Et ce sera une leçon pour ceux qui, dans d’autres parties du monde, regardent maintenant de près l’expérience de la Fédération de Russie. Si la Fédération de Russie, une dictature, un pays autoritaire, est capable de redessiner ses frontières par la force, d’assujettir une partie d’un pays souverain, de détruire son peuple, de déporter une partie de sa population, de changer l’identité de son peuple par des pratiques génocidaires, de transformer de belles villes et des terres fertiles en amas de poussière, de béton et de désert – si cela est autorisé, alors aucun État membre de l’Union européenne ou de l’OTAN ne peut s’attendre à ce que, demain, il n’y ait pas de tentations similaires de redessiner son territoire. Pourquoi personne ne pense-t-il que la Corée du Nord pourrait être en train de s’entraîner avec ses missiles et décider de débloquer le conflit en Corée du Sud ? Et qu’en est-il de la situation avec la Chine ? Toutes ces choses exploseront si la Russie n’est pas arrêtée et si l’espace commun de sécurité ne s’étend pas à l’Ukraine.
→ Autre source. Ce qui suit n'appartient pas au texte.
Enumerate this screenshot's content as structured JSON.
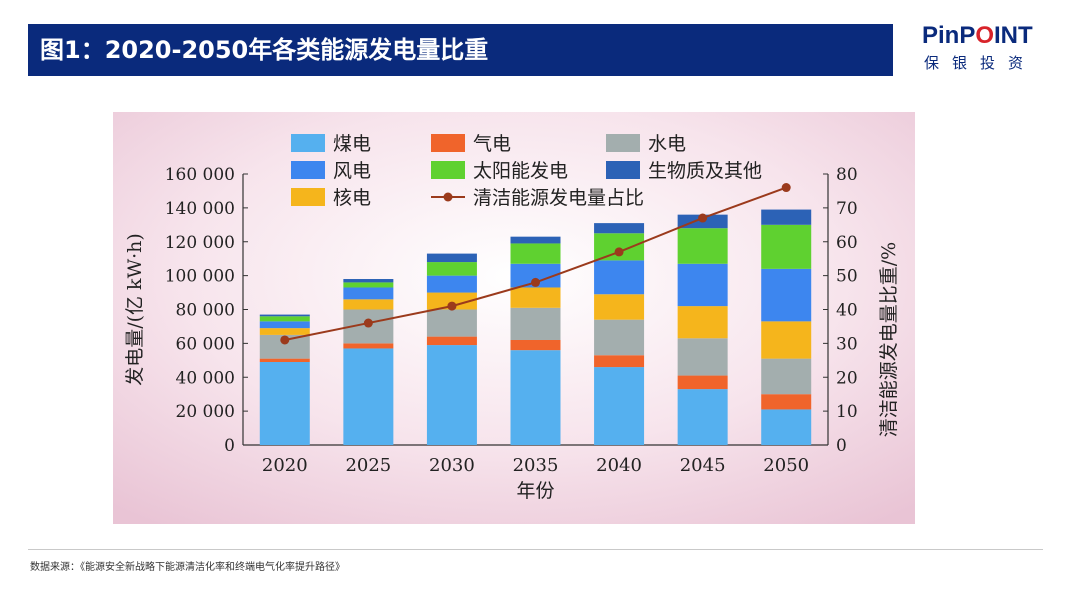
{
  "header": {
    "title": "图1：2020-2050年各类能源发电量比重"
  },
  "logo": {
    "brand_a": "PinP",
    "brand_b": "O",
    "brand_c": "INT",
    "subtitle": "保银投资"
  },
  "source": "数据来源：《能源安全新战略下能源清洁化率和终端电气化率提升路径》",
  "colors": {
    "coal": "#55b0ef",
    "gas": "#f0642b",
    "hydro": "#a3aeae",
    "wind": "#3d86ef",
    "solar": "#5fd130",
    "bio": "#2c62b6",
    "nuclear": "#f5b51c",
    "line": "#9b3a1c",
    "bg": "#f2d6e3",
    "title": "#0a2a7c"
  },
  "chart_data": {
    "type": "bar",
    "stacked": true,
    "categories": [
      "2020",
      "2025",
      "2030",
      "2035",
      "2040",
      "2045",
      "2050"
    ],
    "series": [
      {
        "name": "煤电",
        "key": "coal",
        "values": [
          49000,
          57000,
          59000,
          56000,
          46000,
          33000,
          21000
        ]
      },
      {
        "name": "气电",
        "key": "gas",
        "values": [
          2000,
          3000,
          5000,
          6000,
          7000,
          8000,
          9000
        ]
      },
      {
        "name": "水电",
        "key": "hydro",
        "values": [
          14000,
          20000,
          16000,
          19000,
          21000,
          22000,
          21000
        ]
      },
      {
        "name": "核电",
        "key": "nuclear",
        "values": [
          4000,
          6000,
          10000,
          12000,
          15000,
          19000,
          22000
        ]
      },
      {
        "name": "风电",
        "key": "wind",
        "values": [
          4000,
          7000,
          10000,
          14000,
          20000,
          25000,
          31000
        ]
      },
      {
        "name": "太阳能发电",
        "key": "solar",
        "values": [
          3000,
          3000,
          8000,
          12000,
          16000,
          21000,
          26000
        ]
      },
      {
        "name": "生物质及其他",
        "key": "bio",
        "values": [
          1000,
          2000,
          5000,
          4000,
          6000,
          8000,
          9000
        ]
      }
    ],
    "line": {
      "name": "清洁能源发电量占比",
      "values": [
        31,
        36,
        41,
        48,
        57,
        67,
        76
      ]
    },
    "legend_order": [
      [
        "煤电",
        "coal"
      ],
      [
        "气电",
        "gas"
      ],
      [
        "水电",
        "hydro"
      ],
      [
        "风电",
        "wind"
      ],
      [
        "太阳能发电",
        "solar"
      ],
      [
        "生物质及其他",
        "bio"
      ],
      [
        "核电",
        "nuclear"
      ],
      [
        "清洁能源发电量占比",
        "line"
      ]
    ],
    "xlabel": "年份",
    "ylabel": "发电量/(亿 kW·h)",
    "y2label": "清洁能源发电量比重/%",
    "ylim": [
      0,
      160000
    ],
    "y2lim": [
      0,
      80
    ],
    "yticks": [
      "0",
      "20 000",
      "40 000",
      "60 000",
      "80 000",
      "100 000",
      "120 000",
      "140 000",
      "160 000"
    ],
    "y2ticks": [
      "0",
      "10",
      "20",
      "30",
      "40",
      "50",
      "60",
      "70",
      "80"
    ]
  }
}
Si la Russie est autorisée à détruire l’Ukraine, alors chaque nation européenne doit être prête à faire la guerre sur son territoire, à invoquer l’article 5 directement demain contre ses alliés et à utiliser ses forces, ses ressources humaines et à tuer des dizaines, des centaines de milliers de ses fils et de ses filles dans la guerre qui sera menée par la Fédération de Russie, qui a été autorisée à réussir à cause de cette indécision.